В свое время знатные придворные сударыни завели обычай, прочно в империи прижившийся: цветы не только на клумбах и в оранжереях высаживать, но и ставить в нарочно для этого приготовленные кувшины, у себя в горницах и будуарах: сегодня у нее розы, завтра левкои, послезавтра еще что…
"Ах, ах! Как прекрасен этот ирис! Вы только взгляните! Ах, какой тонкий восхитительный аромат от этой дикой розы!.." Поахали, повосхищались — а к вечеру слуги сию радость выбросили вон, в выгребную яму, ибо срезанный цветок уже увял, потерял прелесть и свежесть и вообще надоел. Вот и для меня женская красота и молодость вроде того цветка-ододневки на груди у юной красавицы: порадовался наскоро, побрезговал наметившимся увяданием, выбросил вон — и забыл за ненадобностью. Как можно любить позавчерашнюю хризантему? Когда их свежих предо мною — нескончаемое поле? Прекрасных, но примерно одинаковых, по большому-то счету? Вот и вся любовь между смертной и бессмертным. Можно рассмотреть дело с другой стороны, только итог от этого слаще не станет. К примеру, если бы я был глупец, или мучитель, я бы мог расщедриться и подарить вечную молодость какой-нибудь очередной подружке… Точнее скажем: не вечную, а неопределенно долгую молодость, лет этак на тысячу, две, три… Думаю, и одной тысячи хватило бы с избытком, чтобы подруга моя, этим даром якобы осчастливленная, превратилась бы в угрюмую и совершенно непереносимую безумную старую каргу, с внешностью двадцатилетней красотки. Родственников у нее нет, друзей и подружек нет, все давно вымерли, доброжелателей нет — одни завистники и злоумышленники, говорить не с кем и не о чем, ибо она еще восемьсот лет назад сказала и услышала все, что могла и хотела… Ну и друг другу мы изрядно приелись за это тысячелетие… Можно было бы разбежаться в разные стороны света, чтобы не надоедать далее, но тогда при чем тут любовь?

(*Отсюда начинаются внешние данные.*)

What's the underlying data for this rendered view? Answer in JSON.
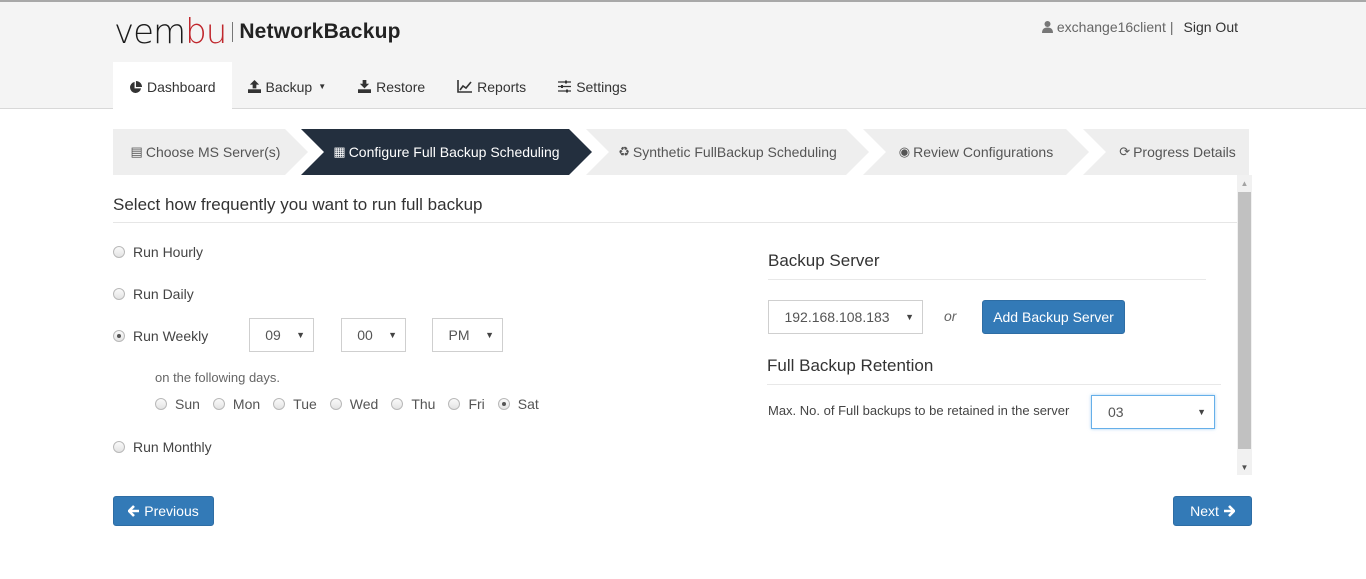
{
  "header": {
    "logo_brand": "vem",
    "logo_brand_accent": "bu",
    "product_name": "NetworkBackup",
    "username": "exchange16client",
    "separator": "|",
    "sign_out": "Sign Out",
    "brand_accent_color": "#c0272d"
  },
  "nav": [
    {
      "label": "Dashboard",
      "icon": "pie-chart-icon",
      "active": true
    },
    {
      "label": "Backup",
      "icon": "upload-icon",
      "has_dropdown": true
    },
    {
      "label": "Restore",
      "icon": "download-icon"
    },
    {
      "label": "Reports",
      "icon": "line-chart-icon"
    },
    {
      "label": "Settings",
      "icon": "sliders-icon"
    }
  ],
  "wizard": {
    "active_color": "#232f3e",
    "steps": [
      {
        "label": "Choose MS Server(s)",
        "icon": "file-icon"
      },
      {
        "label": "Configure Full Backup Scheduling",
        "icon": "calendar-icon",
        "active": true
      },
      {
        "label": "Synthetic FullBackup Scheduling",
        "icon": "recycle-icon"
      },
      {
        "label": "Review Configurations",
        "icon": "eye-icon"
      },
      {
        "label": "Progress Details",
        "icon": "refresh-icon"
      }
    ]
  },
  "schedule": {
    "heading": "Select how frequently you want to run full backup",
    "options": {
      "hourly": "Run Hourly",
      "daily": "Run Daily",
      "weekly": "Run Weekly",
      "monthly": "Run Monthly"
    },
    "selected": "weekly",
    "hour": "09",
    "minute": "00",
    "ampm": "PM",
    "days_label": "on the following days.",
    "days": [
      "Sun",
      "Mon",
      "Tue",
      "Wed",
      "Thu",
      "Fri",
      "Sat"
    ],
    "selected_day": "Sat"
  },
  "backup_server": {
    "heading": "Backup Server",
    "selected": "192.168.108.183",
    "or_label": "or",
    "add_button": "Add Backup Server"
  },
  "retention": {
    "heading": "Full Backup Retention",
    "label": "Max. No. of Full backups to be retained in the server",
    "value": "03"
  },
  "footer": {
    "previous": "Previous",
    "next": "Next"
  },
  "primary_color": "#337ab7"
}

Раз уж решили ворковать — сердце напротив сердца — нужно продолжать опыт до победного конца… Нет, я такого ни разу не пробовал, но заранее знаю насквозь — как событиям дальше суждено развиваться. В итоге сама бы утопилась, или я бы ее прирезал — второе более вероятно. Чтобы такое бремя нести — вечную молодость — нужно быть богинею: хладной, равнодушной, терпеливой, одинокой, весьма выборочно обремененной человеческими свойствами… среди которых чувству любви места нет и быть не может… Смертной женщине просто не дано стать стервой подобного размаха, непременно свихнется и задохнется под охапкой сгнивших цветов, сиречь страстей, накопленных за предыдущую, все равно коротенькую жизнюшку… В богиню же смертный мужчина все-таки способен влюбиться, и даже навеки, ибо ему вполне может улыбнуться удача, в виде скорой смерти, и он просто не успеет узнать получше предмет своих воздыханий.
Ну а если представить такую забавную занозу: я в смертную влюблен, а она в меня нет? Чушь, постыдная чушь: что такого особенного может быть в тепленьком комочке ненадежной женской плоти, чего бы я в дальнейшем не мог получить от сотен и тысяч ей подобных, и чего до этого от них не получал? Утех, знаний, хорошего настроения, вкусно приготовленного обеда? Не понимаю.
Земная же действительность сурова и безжалостна: куда деваться от любви простому человечишке? — они без этого не могут, особенно девицы и бабы. И мужчины не лучше, и они еще проще… Нет, это не мое.
— Кавотя!..
— Здесь я, господин Зиэль, вот она я!
— Ты думаешь, если я хорошо выспался и секиру из спальни не взял, то мне к завтраку можно подавать любую дрянь вместо вина? Теплое, скисшее, с мухами?
— Ой!.. Прошу простить!.. Пощадите, сиятельный господин… А мухи-то… Нету там мух…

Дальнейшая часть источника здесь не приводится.